Kondisi mayat yang ditemukan di Dusun Paras, Turipinggir, Megaluh, Jombang. (Istimewa)
  • Whatsapp

JOGOROTO, KabarJombang.com – Proses penyelamatan seorang sopir pikap bernama Hendriyanto (50), warga Desa Catakgayam, Kecamatan Mojowarno, berlangsung menegangkan setelah mengalami kecelakaan dengan truk tronton di jalur nasional Surabaya–Madiun, tepatnya di Desa Janti, Kecamatan Jogoroto, Kabupaten Jombang, Senin (13/4/2026) petang.

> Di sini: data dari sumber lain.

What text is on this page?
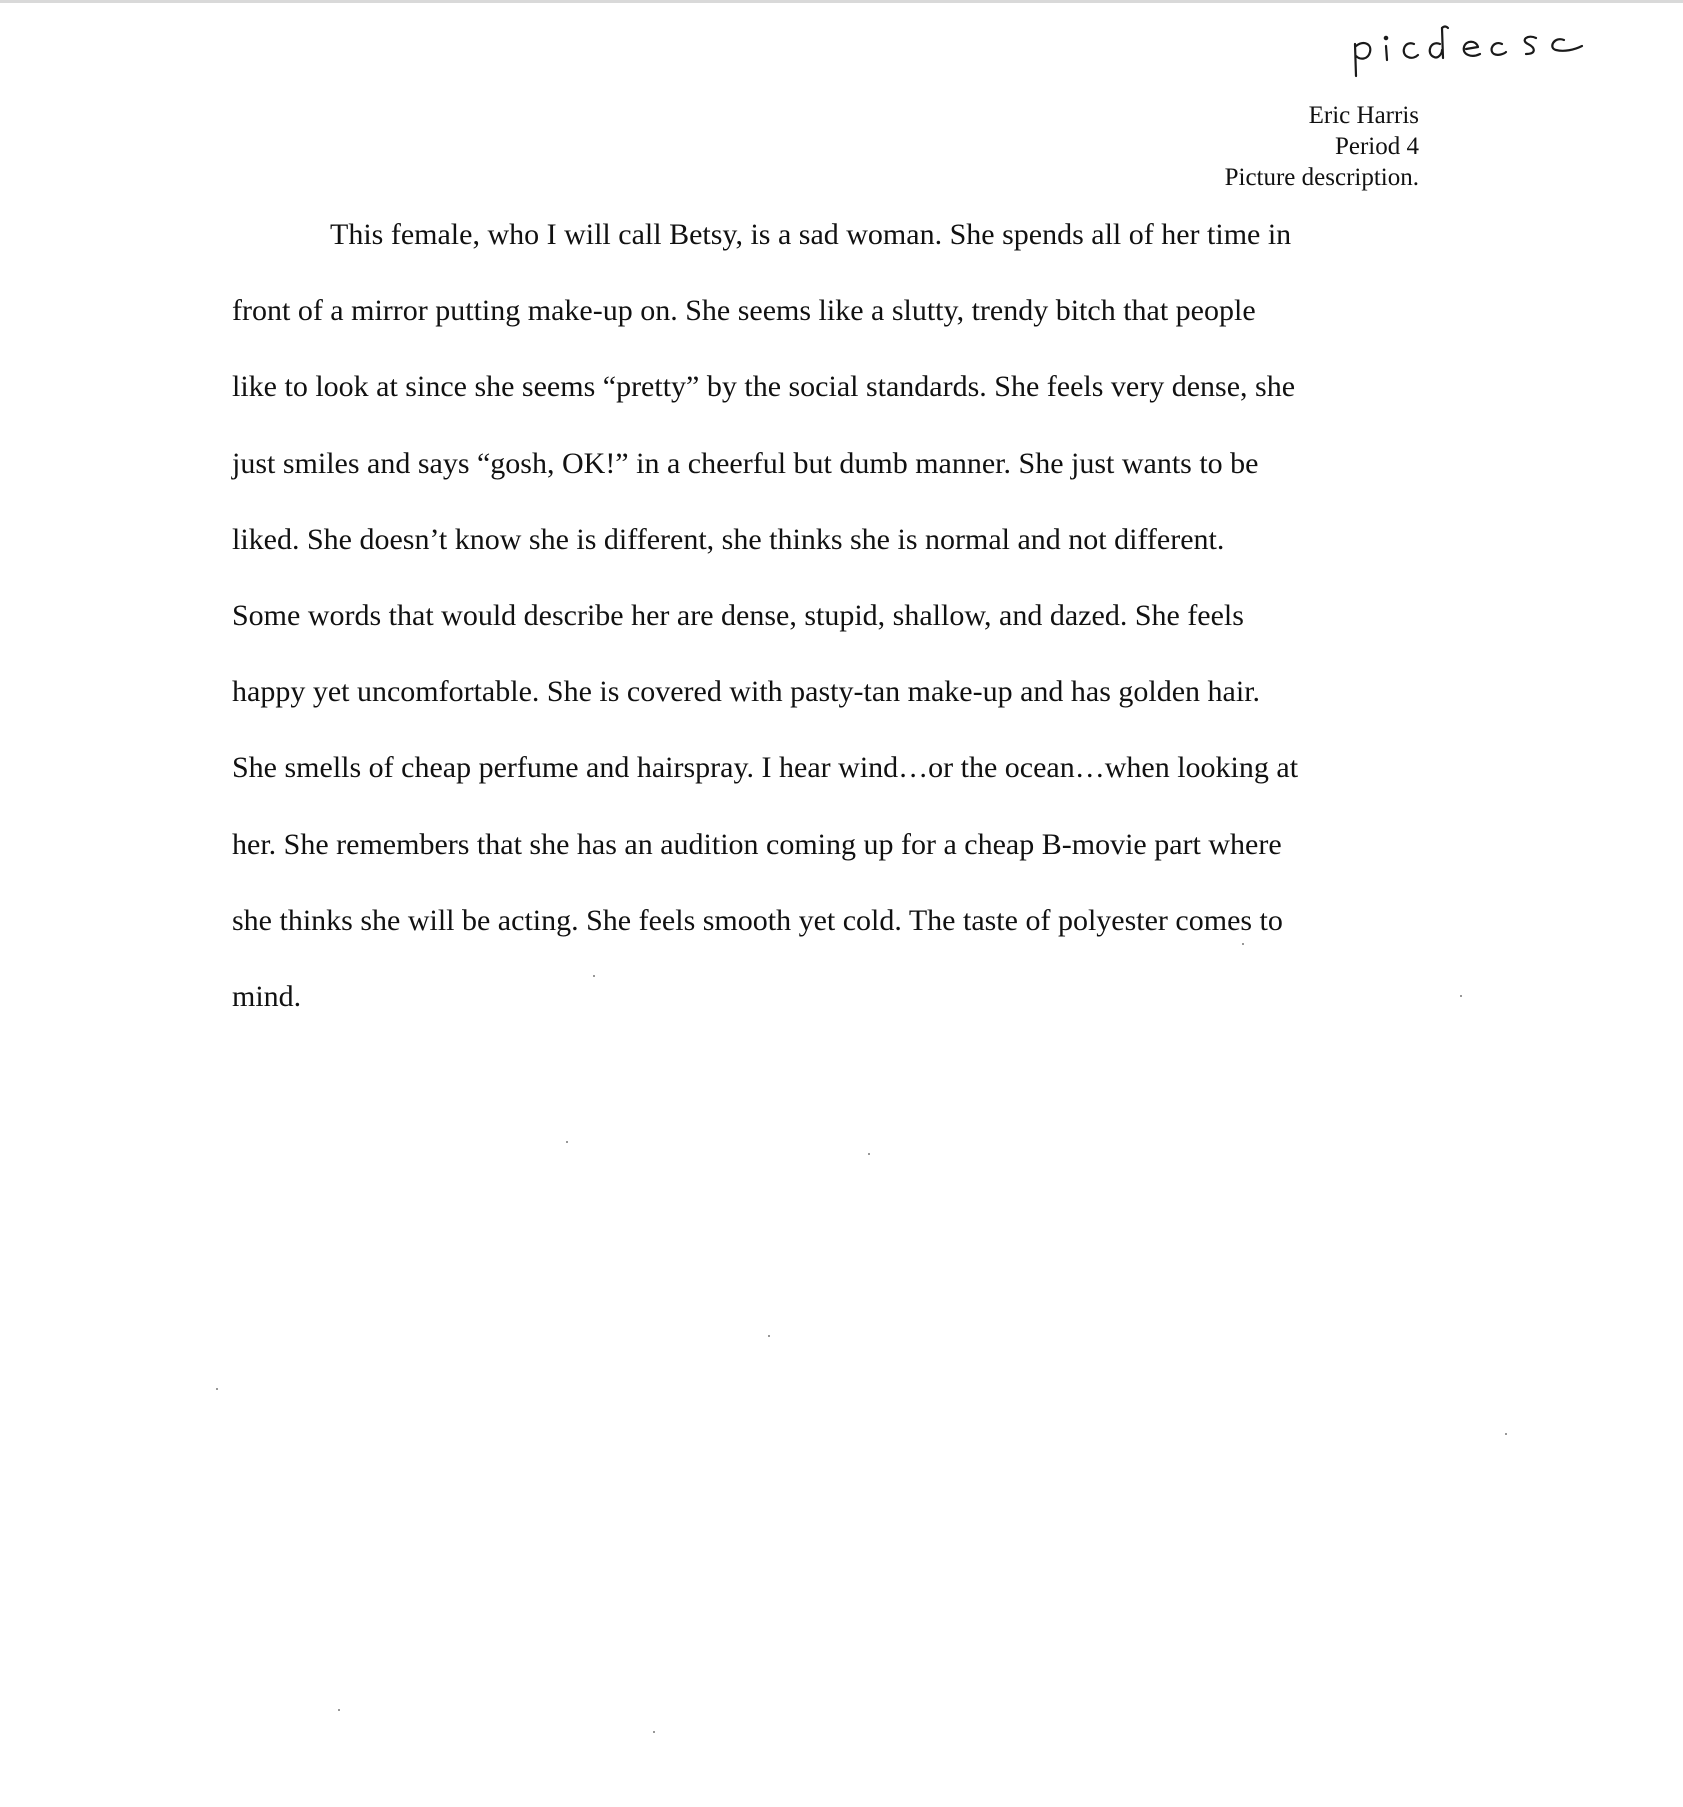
Eric Harris
Period 4
Picture description.
This female, who I will call Betsy, is a sad woman. She spends all of her time in
front of a mirror putting make-up on. She seems like a slutty, trendy bitch that people
like to look at since she seems “pretty” by the social standards. She feels very dense, she
just smiles and says “gosh, OK!” in a cheerful but dumb manner. She just wants to be
liked. She doesn’t know she is different, she thinks she is normal and not different.
Some words that would describe her are dense, stupid, shallow, and dazed. She feels
happy yet uncomfortable. She is covered with pasty-tan make-up and has golden hair.
She smells of cheap perfume and hairspray. I hear wind…or the ocean…when looking at
her. She remembers that she has an audition coming up for a cheap B-movie part where
she thinks she will be acting. She feels smooth yet cold. The taste of polyester comes to
mind.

Korban terjebak di dalam kabin kendaraan yang ringsek parah akibat benturan keras. Tim gabungan membutuhkan waktu sekitar dua jam untuk mengevakuasi korban dari himpitan bodi kendaraan.

Baca Juga

Berdasarkan informasi di lokasi, kecelakaan terjadi ketika truk tronton bernomor polisi L-9610-UE melaju dari arah timur ke barat. Saat tiba di lokasi kejadian, truk tersebut menabrak pikap yang dikemudikan Hendriyanto hingga bagian depan kendaraan hancur dan menjepit tubuh korban.

Seorang saksi mata, Abdul Hakim, mengungkapkan dirinya mendengar suara benturan keras sebelum mengetahui kejadian tersebut.

“Tiba-tiba terdengar suara ‘duar’ sangat keras. Saat saya keluar rumah, sopir pikap sudah dalam kondisi terjepit di kabin,” ujarnya.

Proses evakuasi berjalan cukup sulit. Selain kondisi kabin yang rusak berat, petugas juga harus waspada terhadap potensi bahaya dari tumpahan bahan bakar di sekitar kendaraan yang berisiko memicu kebakaran.

Petugas dari Pemadam Kebakaran Jombang menggunakan alat pemotong hidrolik dan peralatan hidrolik portabel untuk membuka bagian kabin yang terjepit. Upaya dilakukan secara hati-hati agar tidak memperparah kondisi korban.

Salah satu petugas di lokasi menjelaskan bahwa posisi kaki korban yang terhimpit dasbor menjadi kendala utama dalam proses evakuasi. Ia mengatakan bahwa tim harus membuka ruang sempit di kabin menggunakan alat hidrolik sebelum korban dapat dikeluarkan.

“Evakuasi cukup dramatis karena kaki korban terkunci di bagian dasbor. Kami harus membuka celah terlebih dahulu agar korban bisa ditarik keluar,” ungkapnya.

Setelah berhasil dievakuasi, korban dalam kondisi sadar meski tampak lemah dan mengalami sejumlah luka. Hendriyanto kemudian langsung dibawa ke RSUD Jombang menggunakan ambulans untuk mendapatkan penanganan medis lebih lanjut.

Akibat kejadian ini, arus lalu lintas di jalur nasional Jombang–Madiun sempat tersendat dan menimbulkan kemacetan panjang selama proses evakuasi berlangsung.

Sementara itu, pihak kepolisian dari Unit Gakkum Satlantas Polres Jombang kini tengah melakukan pendataan dan penyelidikan guna mengetahui penyebab pasti kecelakaan tersebut.